I was born in Park Royal, west London, with an innate interest in natural history, especially birds. My earliest birding memory is watching house sparrows in my back garden aged five and thinking that they were baby birds.
As a child I had no mentor, so I taught myself about natural history. I have had an ongoing insatiable desire to learn everything about birds ever since.
I had no guidebook so I made up names for the birds that I saw. When I was 11, I moved further afield to my local park, where the birding bug truly bit me.
My friends could not understand my obsession and most made fun of me. My family was also baffled, but they didn’t discourage me. My mum bought me a bird book and a pair of binoculars, unaware that birds would be a major part in my life.
I was fairly focused and obsessive about nature as a child. Nothing else mattered to me until I was 15 and discovered beer, music and girls.
If I had never taken up birding, I probably would have worked in the music industry either as a musician or as a producer/DJ.
My favourite bird by far and away is the ring ouzel. Hardly an urban bird, but as a kid poring through my first guidebook, I fell in love with the idea of this wild, rare and mysterious thrush. I thought that it was gorgeous and I needed to see one.
I don’t think it is for me to declare myself a role model. However, my ambition is to inspire urban kids to look up and be aware of nature. If just one of those kids develops an interest, then I will have done my job.
There is no single best urban site for wildlife, because nature is all around us. For a kid growing up in an inner-city housing estate, finding a painted lady butterfly on a patch of rough ground could be a far more inspiring experience than a visit to a bona fide nature reserve.
The most fascinating wildlife encounters I’ve ever had in Britain were witnessing a ring ouzel at Wormwood Scrubs – my local park; watching pilot whales off Dungeness in Kent and finding a poplar hawk moth while playing football. You don’t have to be anywhere special to see great things.
The countryside is not quite the antithesis of the city that people might think, as I often find the same birds there that I see in town. But I love its sounds and smells. Being in the countryside comforts me and I miss it when I’m away.
I particularly love islands. My favourite UK islands include Mull, Shetland and Alderney. I love their remoteness and the potential for watching migration.
The landscape that induces the most awe has to be the Highlands and islands of Scotland. Ever since I first visited there as a teenager, I fell in love with the mountains and rugged coastlines. It was as far away from an urban streetlight as I could get.

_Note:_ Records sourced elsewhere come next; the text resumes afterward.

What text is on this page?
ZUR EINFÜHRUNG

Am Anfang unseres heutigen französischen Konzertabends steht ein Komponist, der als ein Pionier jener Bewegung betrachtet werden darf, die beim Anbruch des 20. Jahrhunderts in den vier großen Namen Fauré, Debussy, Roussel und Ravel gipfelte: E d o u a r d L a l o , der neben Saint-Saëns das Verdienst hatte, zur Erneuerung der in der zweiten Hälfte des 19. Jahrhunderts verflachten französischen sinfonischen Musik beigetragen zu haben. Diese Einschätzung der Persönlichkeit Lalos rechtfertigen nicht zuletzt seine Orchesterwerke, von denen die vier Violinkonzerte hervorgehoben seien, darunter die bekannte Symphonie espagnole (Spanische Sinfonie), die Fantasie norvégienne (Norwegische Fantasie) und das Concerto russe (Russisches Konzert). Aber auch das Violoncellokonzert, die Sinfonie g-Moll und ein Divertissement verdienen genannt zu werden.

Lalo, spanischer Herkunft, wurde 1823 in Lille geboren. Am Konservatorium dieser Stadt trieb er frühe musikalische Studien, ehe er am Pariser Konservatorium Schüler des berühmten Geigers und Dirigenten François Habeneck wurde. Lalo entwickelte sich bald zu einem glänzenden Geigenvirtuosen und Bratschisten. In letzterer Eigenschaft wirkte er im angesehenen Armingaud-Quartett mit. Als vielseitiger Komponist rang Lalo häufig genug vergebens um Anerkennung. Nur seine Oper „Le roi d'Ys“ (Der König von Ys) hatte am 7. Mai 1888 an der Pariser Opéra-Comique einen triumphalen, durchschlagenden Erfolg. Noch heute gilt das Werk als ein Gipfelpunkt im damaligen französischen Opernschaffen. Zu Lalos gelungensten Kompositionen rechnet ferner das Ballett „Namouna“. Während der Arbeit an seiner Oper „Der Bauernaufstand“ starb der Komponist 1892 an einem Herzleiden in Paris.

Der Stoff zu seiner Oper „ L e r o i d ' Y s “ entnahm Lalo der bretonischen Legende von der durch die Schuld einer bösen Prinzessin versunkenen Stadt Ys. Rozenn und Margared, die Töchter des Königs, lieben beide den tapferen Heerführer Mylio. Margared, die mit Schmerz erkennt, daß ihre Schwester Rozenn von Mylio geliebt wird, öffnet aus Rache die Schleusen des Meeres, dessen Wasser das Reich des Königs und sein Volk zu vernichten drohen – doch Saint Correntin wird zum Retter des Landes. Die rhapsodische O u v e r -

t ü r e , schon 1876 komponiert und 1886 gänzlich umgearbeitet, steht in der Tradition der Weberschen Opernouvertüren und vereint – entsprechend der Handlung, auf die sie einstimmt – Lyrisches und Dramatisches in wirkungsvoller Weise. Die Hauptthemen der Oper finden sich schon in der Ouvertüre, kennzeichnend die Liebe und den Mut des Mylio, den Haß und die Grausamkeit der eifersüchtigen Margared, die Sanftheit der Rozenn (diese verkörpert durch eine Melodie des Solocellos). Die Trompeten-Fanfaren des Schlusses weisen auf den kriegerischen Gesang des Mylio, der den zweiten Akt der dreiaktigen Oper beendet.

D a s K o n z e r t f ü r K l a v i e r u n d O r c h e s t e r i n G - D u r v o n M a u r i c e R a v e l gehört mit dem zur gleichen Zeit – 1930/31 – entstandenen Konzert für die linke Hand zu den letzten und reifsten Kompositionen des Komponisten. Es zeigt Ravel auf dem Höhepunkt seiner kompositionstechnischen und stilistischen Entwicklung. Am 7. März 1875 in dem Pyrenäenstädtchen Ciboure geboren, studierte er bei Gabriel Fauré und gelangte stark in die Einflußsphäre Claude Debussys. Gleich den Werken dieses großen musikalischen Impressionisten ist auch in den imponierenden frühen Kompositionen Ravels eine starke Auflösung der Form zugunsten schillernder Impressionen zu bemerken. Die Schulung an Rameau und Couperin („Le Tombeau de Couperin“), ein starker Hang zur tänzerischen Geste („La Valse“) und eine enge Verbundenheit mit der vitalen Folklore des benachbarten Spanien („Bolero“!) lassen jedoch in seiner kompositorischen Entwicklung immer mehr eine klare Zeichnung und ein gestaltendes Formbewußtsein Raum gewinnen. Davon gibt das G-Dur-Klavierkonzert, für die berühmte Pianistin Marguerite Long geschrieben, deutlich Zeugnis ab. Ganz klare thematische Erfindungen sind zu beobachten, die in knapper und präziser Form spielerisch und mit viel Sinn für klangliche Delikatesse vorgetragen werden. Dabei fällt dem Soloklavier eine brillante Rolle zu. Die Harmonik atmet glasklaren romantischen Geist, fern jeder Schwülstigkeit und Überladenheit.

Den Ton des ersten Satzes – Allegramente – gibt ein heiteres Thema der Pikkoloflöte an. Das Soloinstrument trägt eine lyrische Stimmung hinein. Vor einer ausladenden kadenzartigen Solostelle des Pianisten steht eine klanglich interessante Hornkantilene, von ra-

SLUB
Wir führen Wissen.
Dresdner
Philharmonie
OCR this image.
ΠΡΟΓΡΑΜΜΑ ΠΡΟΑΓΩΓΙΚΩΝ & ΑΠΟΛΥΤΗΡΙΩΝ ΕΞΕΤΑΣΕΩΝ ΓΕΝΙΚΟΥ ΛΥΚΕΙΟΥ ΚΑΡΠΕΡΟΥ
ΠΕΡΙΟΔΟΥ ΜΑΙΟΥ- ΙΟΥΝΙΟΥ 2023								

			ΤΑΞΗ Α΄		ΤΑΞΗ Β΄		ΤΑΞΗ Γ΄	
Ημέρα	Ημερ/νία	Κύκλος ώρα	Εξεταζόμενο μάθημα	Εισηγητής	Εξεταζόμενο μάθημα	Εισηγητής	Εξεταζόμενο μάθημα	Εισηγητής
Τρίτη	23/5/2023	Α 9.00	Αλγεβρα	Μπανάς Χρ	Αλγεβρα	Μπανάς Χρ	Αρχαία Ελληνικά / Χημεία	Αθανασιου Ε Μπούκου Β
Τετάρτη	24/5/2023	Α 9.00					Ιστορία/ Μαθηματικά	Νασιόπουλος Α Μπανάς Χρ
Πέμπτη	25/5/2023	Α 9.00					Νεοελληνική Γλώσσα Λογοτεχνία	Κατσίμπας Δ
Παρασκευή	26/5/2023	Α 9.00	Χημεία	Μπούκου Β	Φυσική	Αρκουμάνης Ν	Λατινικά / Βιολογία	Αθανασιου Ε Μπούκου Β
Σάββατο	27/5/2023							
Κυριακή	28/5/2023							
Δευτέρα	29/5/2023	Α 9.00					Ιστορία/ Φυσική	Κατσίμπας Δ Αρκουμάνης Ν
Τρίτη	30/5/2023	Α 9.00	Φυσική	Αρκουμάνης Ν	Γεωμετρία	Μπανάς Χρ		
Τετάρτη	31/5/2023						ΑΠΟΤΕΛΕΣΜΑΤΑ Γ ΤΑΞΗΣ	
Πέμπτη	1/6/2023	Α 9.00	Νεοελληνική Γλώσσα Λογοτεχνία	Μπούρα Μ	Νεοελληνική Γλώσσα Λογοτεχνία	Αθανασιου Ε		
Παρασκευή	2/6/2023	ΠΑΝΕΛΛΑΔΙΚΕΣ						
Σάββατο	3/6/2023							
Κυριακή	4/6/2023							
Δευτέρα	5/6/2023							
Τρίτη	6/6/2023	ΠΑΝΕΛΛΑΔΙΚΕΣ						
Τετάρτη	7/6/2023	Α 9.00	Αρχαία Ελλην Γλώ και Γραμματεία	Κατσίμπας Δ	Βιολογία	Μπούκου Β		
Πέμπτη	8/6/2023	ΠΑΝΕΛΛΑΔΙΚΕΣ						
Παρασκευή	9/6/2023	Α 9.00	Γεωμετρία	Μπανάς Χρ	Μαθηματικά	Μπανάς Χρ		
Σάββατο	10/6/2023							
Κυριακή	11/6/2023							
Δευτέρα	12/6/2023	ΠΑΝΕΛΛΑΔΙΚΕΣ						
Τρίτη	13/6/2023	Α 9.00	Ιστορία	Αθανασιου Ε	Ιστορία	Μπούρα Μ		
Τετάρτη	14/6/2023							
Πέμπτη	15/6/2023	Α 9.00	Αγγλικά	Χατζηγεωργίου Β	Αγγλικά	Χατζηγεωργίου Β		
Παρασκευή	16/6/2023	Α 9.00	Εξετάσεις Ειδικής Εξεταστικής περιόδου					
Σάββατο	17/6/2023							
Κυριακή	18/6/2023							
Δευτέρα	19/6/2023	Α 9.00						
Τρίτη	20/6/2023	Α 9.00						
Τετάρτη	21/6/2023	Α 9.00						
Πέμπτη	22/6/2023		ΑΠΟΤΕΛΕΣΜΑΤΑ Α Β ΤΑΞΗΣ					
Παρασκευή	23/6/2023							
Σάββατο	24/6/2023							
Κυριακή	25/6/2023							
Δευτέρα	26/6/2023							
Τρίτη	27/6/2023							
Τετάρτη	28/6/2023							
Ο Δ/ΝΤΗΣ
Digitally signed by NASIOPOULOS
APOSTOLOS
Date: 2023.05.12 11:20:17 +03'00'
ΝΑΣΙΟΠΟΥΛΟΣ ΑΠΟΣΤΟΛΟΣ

I consider myself lucky enough to be able to find peace in the most unlikely of places; high in Tower 42 in central London or at Wormwood Scrubs at 5am on a summer’s morning.
During my time as a presenter on Countryfile, I nearly converted Julia Bradbury into a birder when I contributed on a piece about the black-tailed godwits on the Exe Estuary. I saw her twitching with excitement when she clapped eyes on them.
If I could change one thing about the countryside overnight, I would make the creation and maintenance of hedgerows and set-aside areas compulsory.
My countryside hero is the late Sir Peter Scott for turning from poacher to gamekeeper, for setting up the Wildfowl and Wetlands Trust, and for bringing a slice of rural idyll to my doorstep in the shape of the London Wetland Centre.